一个气泡。
绪花连忙调整了一下手部的姿势,伸长手指点开了气泡。
【我要去洗漱了。】
一句十分平常却又一点都不平常的话。
首先,这句话有标点符号。其次,她可一点都没从上面看出少年的不耐烦和不高兴。
“我、就、说,林太郎他心里有我!”
绪花其实很想翻个身庆祝一下,但当她的上半身刚转到一半的时候,右小腿处传来的钻心疼痛迫使她停下了所有动作。
“嘶!怎么那么疼啊!”
通讯器被她这么一动,也连带着屏幕向下地倒扣在床面上。
可绪花已经没有心思去管其他的了,她甚至疼得都快说不出话来。
“疼……哥哥……”
人在陷入危难的时刻,总是会下意识地向最亲近的人求助。绪花勉强勾住呼叫按键,用尽了全身的力气按了下去。
几乎就在下一秒,病房的门被大力推开,有什么人快步走了过来。
其实绪花的视野已经有些模糊,但她还是能从大片的白色方块中找到那抹紫色。
“哥……”
泪花涌现的同时,镇定剂已经打入了绪花的体内,她甚至能够在脑海中模拟出药液在针管内摇晃的声响。

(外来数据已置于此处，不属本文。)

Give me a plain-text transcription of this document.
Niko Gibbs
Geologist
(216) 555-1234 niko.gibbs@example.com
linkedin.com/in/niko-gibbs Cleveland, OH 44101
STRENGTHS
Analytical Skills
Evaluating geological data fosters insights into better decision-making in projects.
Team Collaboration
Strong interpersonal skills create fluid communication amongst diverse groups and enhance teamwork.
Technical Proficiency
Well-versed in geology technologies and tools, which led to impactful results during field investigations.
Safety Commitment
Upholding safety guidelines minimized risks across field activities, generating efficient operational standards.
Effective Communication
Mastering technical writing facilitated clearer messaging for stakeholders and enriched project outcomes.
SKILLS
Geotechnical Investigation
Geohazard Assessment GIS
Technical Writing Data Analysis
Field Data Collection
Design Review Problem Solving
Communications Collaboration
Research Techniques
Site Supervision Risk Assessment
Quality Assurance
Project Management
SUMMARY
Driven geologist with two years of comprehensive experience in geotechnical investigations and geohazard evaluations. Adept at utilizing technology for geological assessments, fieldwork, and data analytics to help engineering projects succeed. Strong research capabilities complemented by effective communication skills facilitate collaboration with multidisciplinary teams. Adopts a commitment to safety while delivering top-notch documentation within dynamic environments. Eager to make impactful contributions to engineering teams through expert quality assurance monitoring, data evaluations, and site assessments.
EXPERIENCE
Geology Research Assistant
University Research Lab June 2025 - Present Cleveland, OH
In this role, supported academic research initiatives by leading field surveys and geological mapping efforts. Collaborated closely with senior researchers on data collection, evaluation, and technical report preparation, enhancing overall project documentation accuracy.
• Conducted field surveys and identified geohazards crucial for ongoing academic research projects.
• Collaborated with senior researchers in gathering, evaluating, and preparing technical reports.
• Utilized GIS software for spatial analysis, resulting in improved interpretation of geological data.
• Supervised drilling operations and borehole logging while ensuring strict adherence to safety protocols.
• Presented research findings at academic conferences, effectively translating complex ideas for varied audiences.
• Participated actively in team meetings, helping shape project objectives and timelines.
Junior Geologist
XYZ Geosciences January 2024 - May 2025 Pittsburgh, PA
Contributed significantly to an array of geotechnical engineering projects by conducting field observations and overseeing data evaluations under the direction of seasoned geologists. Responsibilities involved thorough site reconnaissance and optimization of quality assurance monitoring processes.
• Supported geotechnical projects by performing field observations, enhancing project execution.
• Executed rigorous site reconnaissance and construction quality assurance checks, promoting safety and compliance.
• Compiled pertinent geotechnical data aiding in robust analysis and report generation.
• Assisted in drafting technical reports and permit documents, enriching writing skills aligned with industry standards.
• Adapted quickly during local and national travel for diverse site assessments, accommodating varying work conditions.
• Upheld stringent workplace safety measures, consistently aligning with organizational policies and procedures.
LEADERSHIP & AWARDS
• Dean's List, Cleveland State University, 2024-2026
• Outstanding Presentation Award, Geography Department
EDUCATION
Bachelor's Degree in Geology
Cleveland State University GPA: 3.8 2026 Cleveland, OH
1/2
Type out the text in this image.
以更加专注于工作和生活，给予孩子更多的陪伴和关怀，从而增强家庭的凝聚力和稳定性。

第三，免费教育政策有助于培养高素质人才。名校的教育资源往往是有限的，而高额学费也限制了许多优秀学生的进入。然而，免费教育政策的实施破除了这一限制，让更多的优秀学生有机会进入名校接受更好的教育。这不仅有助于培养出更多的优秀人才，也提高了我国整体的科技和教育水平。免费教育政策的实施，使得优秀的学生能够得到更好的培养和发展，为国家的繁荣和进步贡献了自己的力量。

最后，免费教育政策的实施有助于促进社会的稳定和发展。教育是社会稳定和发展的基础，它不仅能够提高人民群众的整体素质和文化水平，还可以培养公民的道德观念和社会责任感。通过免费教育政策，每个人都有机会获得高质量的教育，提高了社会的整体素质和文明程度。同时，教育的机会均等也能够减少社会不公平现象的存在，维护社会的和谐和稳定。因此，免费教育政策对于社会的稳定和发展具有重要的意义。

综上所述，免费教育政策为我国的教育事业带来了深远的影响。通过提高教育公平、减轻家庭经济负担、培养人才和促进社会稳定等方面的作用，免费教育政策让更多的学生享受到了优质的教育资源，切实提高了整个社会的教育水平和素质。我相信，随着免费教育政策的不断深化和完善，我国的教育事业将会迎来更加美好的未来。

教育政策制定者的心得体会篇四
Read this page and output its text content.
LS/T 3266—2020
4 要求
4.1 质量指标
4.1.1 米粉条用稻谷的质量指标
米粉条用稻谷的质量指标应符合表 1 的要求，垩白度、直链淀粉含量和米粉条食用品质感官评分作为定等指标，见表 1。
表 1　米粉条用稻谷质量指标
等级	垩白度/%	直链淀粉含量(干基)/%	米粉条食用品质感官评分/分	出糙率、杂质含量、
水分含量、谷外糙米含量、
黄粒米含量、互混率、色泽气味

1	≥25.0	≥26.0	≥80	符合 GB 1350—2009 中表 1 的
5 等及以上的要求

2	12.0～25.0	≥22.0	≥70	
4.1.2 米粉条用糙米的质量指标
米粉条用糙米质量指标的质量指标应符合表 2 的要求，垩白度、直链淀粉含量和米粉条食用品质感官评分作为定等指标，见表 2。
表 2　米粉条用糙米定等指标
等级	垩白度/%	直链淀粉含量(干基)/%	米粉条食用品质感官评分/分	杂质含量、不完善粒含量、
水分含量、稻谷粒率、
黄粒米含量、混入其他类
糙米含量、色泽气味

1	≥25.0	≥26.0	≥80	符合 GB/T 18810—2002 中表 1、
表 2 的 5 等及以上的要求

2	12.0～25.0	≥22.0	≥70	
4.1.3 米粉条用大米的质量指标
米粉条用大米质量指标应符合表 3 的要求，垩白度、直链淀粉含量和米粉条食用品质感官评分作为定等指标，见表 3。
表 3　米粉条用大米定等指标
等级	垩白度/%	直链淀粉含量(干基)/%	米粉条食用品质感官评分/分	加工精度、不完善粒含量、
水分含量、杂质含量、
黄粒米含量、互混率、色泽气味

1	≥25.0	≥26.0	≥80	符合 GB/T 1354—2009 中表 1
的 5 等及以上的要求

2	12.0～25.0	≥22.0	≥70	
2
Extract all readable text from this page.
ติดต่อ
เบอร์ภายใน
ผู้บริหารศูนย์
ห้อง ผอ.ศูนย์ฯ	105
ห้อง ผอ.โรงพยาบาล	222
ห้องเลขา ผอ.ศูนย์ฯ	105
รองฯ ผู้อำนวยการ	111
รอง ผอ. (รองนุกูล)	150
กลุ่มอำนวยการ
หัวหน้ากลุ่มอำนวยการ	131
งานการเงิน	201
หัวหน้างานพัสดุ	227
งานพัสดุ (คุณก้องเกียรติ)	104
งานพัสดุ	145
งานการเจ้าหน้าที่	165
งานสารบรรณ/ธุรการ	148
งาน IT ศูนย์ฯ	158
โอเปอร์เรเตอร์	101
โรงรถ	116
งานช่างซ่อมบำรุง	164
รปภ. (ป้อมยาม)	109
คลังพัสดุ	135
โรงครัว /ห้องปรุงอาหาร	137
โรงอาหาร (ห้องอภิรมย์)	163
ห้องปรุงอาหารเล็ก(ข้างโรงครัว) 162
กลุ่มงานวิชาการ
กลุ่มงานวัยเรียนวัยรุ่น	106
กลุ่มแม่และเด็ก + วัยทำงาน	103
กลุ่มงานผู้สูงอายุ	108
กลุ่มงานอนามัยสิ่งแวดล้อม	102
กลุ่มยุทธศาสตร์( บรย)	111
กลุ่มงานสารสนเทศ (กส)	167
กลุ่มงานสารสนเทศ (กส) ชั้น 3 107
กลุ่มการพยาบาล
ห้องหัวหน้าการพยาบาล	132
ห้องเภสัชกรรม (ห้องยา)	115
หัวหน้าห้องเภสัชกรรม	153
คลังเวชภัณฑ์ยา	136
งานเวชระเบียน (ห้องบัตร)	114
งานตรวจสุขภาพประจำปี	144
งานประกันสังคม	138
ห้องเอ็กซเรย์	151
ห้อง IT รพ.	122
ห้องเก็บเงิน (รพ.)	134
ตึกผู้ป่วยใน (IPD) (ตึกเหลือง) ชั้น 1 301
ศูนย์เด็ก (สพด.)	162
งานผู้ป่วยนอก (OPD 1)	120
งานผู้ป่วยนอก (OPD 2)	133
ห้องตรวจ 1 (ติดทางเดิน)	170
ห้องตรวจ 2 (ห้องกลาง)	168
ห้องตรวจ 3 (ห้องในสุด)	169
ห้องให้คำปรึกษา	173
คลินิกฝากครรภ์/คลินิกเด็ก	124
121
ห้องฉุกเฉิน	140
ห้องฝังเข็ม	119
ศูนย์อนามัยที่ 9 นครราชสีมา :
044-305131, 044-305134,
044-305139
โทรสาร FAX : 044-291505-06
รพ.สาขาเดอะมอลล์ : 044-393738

恍惚中,绪花意识到自己似乎有什么东西忘记了。但当她认真去想时,这份隐约的提示又立刻消失。
是什么呢?
算了,别想了。太疼了。
……
耳边的声音逐渐减弱,但依旧持续不断地呼喊着一个音节。
森鸥外知道,这是“疼”的发音。
她到底受了多重的伤?!明明之前还能书写,明明还能对自己……
直到森鸥外的嘴唇微张,他才发觉自己的腮帮有些酸疼。
大概是牙齿太过用力咬合的缘故。
他没有将这份酸楚当回事,而是按部就班地拿起换洗的衣物走进盥洗室。
直到他踏入盥洗室、对上墙面上的镜子时,这才恍然发觉自己的神情有些不对。
镜子里的少年已经失去了最基本的表情管理。眉头紧皱、嘴角下撇,与平日里的那幅好欺负的模样完全不同。
森鸥外慢慢伸出手,指尖触碰到镜面的那一个瞬间,他的眉头像是被烫着一般,立刻松开。